Here is what Kristian wrote to a friend about his reaction upon reading upon the devastation:
“I packed all my things and took a bus as far as I could towards the village of Laprak that I had read about in the paper. Then I walked for two days. When I got to the village, it was immediately clear that the people were pretty desperate. It was between 5-10 degrees (F) outside at night and they were living in emergency shelter tents and tin shacks provided by relief organizations with almost no ability to keep warm. The only reason the whole camp hasn’t died is because they build a fire inside of their shelters (you get hit by a massive, eye-burning, lung-choking wall of smoke when you step in) and sleep below the smoke line to stay warm at night.

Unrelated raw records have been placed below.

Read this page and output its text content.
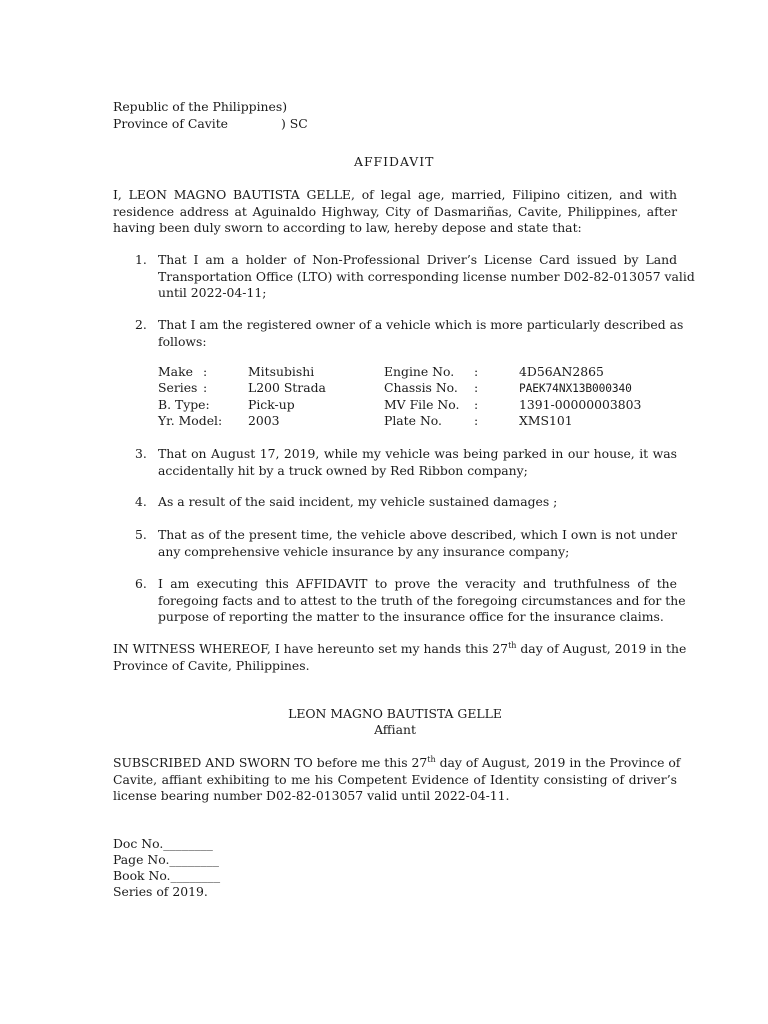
Republic of the Philippines)
Province of Cavite	) SC
AFFIDAVIT
I, LEON MAGNO BAUTISTA GELLE, of legal age, married, Filipino citizen, and with
residence address at Aguinaldo Highway, City of Dasmariñas, Cavite, Philippines, after
having been duly sworn to according to law, hereby depose and state that:
1. That I am a holder of Non-Professional Driver’s License Card issued by Land
Transportation Office (LTO) with corresponding license number D02-82-013057 valid
until 2022-04-11;
2. That I am the registered owner of a vehicle which is more particularly described as
follows:
Make :	Mitsubishi	Engine No. :	4D56AN2865
Series :	L200 Strada	Chassis No. :	PAEK74NX13B000340
B. Type:	Pick-up	MV File No. :	1391-00000003803
Yr. Model: 2003	Plate No.	:	XMS101
3. That on August 17, 2019, while my vehicle was being parked in our house, it was
accidentally hit by a truck owned by Red Ribbon company;
4. As a result of the said incident, my vehicle sustained damages ;
5. That as of the present time, the vehicle above described, which I own is not under
any comprehensive vehicle insurance by any insurance company;
6. I am executing this AFFIDAVIT to prove the veracity and truthfulness of the
foregoing facts and to attest to the truth of the foregoing circumstances and for the
purpose of reporting the matter to the insurance office for the insurance claims.
IN WITNESS WHEREOF, I have hereunto set my hands this 27th day of August, 2019 in the
Province of Cavite, Philippines.
LEON MAGNO BAUTISTA GELLE
Affiant
SUBSCRIBED AND SWORN TO before me this 27th day of August, 2019 in the Province of
Cavite, affiant exhibiting to me his Competent Evidence of Identity consisting of driver’s
license bearing number D02-82-013057 valid until 2022-04-11.
Doc No.________
Page No.________
Book No.________
Series of 2019.
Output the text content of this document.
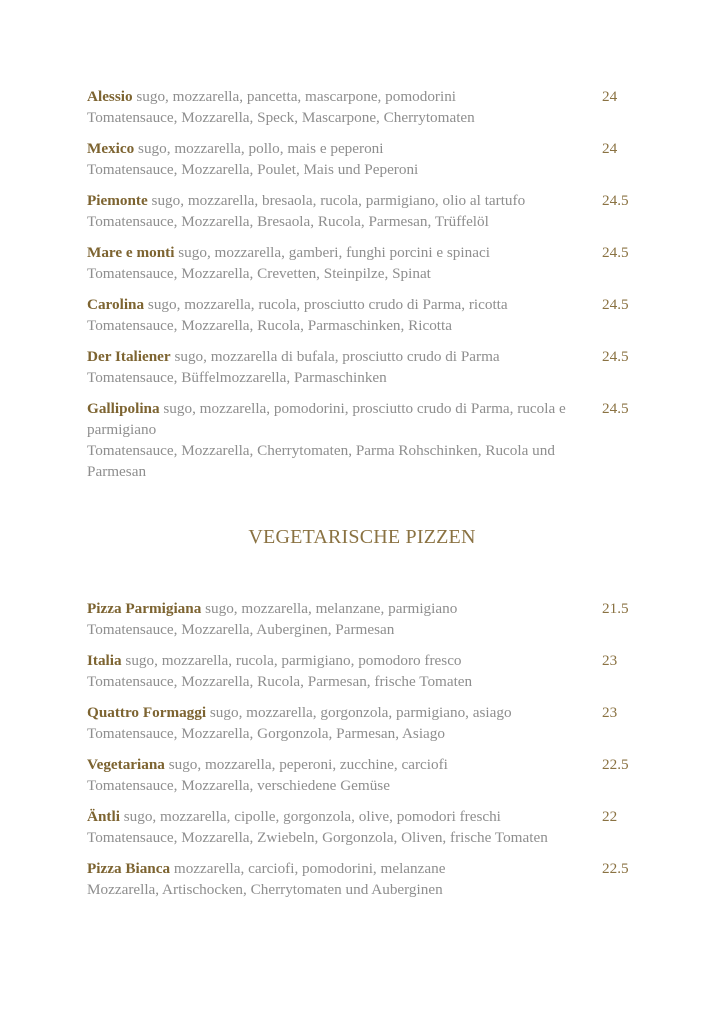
Alessio sugo, mozzarella, pancetta, mascarpone, pomodorini
Tomatensauce, Mozzarella, Speck, Mascarpone, Cherrytomaten
24
Mexico sugo, mozzarella, pollo, mais e peperoni
Tomatensauce, Mozzarella, Poulet, Mais und Peperoni
24
Piemonte sugo, mozzarella, bresaola, rucola, parmigiano, olio al tartufo
Tomatensauce, Mozzarella, Bresaola, Rucola, Parmesan, Trüffelöl
24.5
Mare e monti sugo, mozzarella, gamberi, funghi porcini e spinaci
Tomatensauce, Mozzarella, Crevetten, Steinpilze, Spinat
24.5
Carolina sugo, mozzarella, rucola, prosciutto crudo di Parma, ricotta
Tomatensauce, Mozzarella, Rucola, Parmaschinken, Ricotta
24.5
Der Italiener sugo, mozzarella di bufala, prosciutto crudo di Parma
Tomatensauce, Büffelmozzarella, Parmaschinken
24.5
Gallipolina sugo, mozzarella, pomodorini, prosciutto crudo di Parma, rucola e parmigiano
Tomatensauce, Mozzarella, Cherrytomaten, Parma Rohschinken, Rucola und Parmesan
24.5
VEGETARISCHE PIZZEN
Pizza Parmigiana sugo, mozzarella, melanzane, parmigiano
Tomatensauce, Mozzarella, Auberginen, Parmesan
21.5
Italia sugo, mozzarella, rucola, parmigiano, pomodoro fresco
Tomatensauce, Mozzarella, Rucola, Parmesan, frische Tomaten
23
Quattro Formaggi sugo, mozzarella, gorgonzola, parmigiano, asiago
Tomatensauce, Mozzarella, Gorgonzola, Parmesan, Asiago
23
Vegetariana sugo, mozzarella, peperoni, zucchine, carciofi
Tomatensauce, Mozzarella, verschiedene Gemüse
22.5
Äntli sugo, mozzarella, cipolle, gorgonzola, olive, pomodori freschi
Tomatensauce, Mozzarella, Zwiebeln, Gorgonzola, Oliven, frische Tomaten
22
Pizza Bianca mozzarella, carciofi, pomodorini, melanzane
Mozzarella, Artischocken, Cherrytomaten und Auberginen
22.5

It’s quite incredible. Seeing such an extreme need was pretty intense, so I made the trip back to the nearest ‘major city’ (two days walk) and got to work raising money.”

Kristian made one last trip to the village before leaving Nepal.

"I have just returned to Kathmandu from my second trip up the mountain to bring supplies to Laprak and neighboring villages." he wrote in a blog post on his fundraising site. "I was able to bring medicine to restock what we underestimated the need for in Laprak the first time, as well as a full supply for Gumda, a village just across the valley to the east. I was also fortunate enough to deliver 300+ books, sponsored by Hadaya Toys, to the temporary school shelter in Laprak, which resulted in a lot of happy faces running around the camp this weekend!"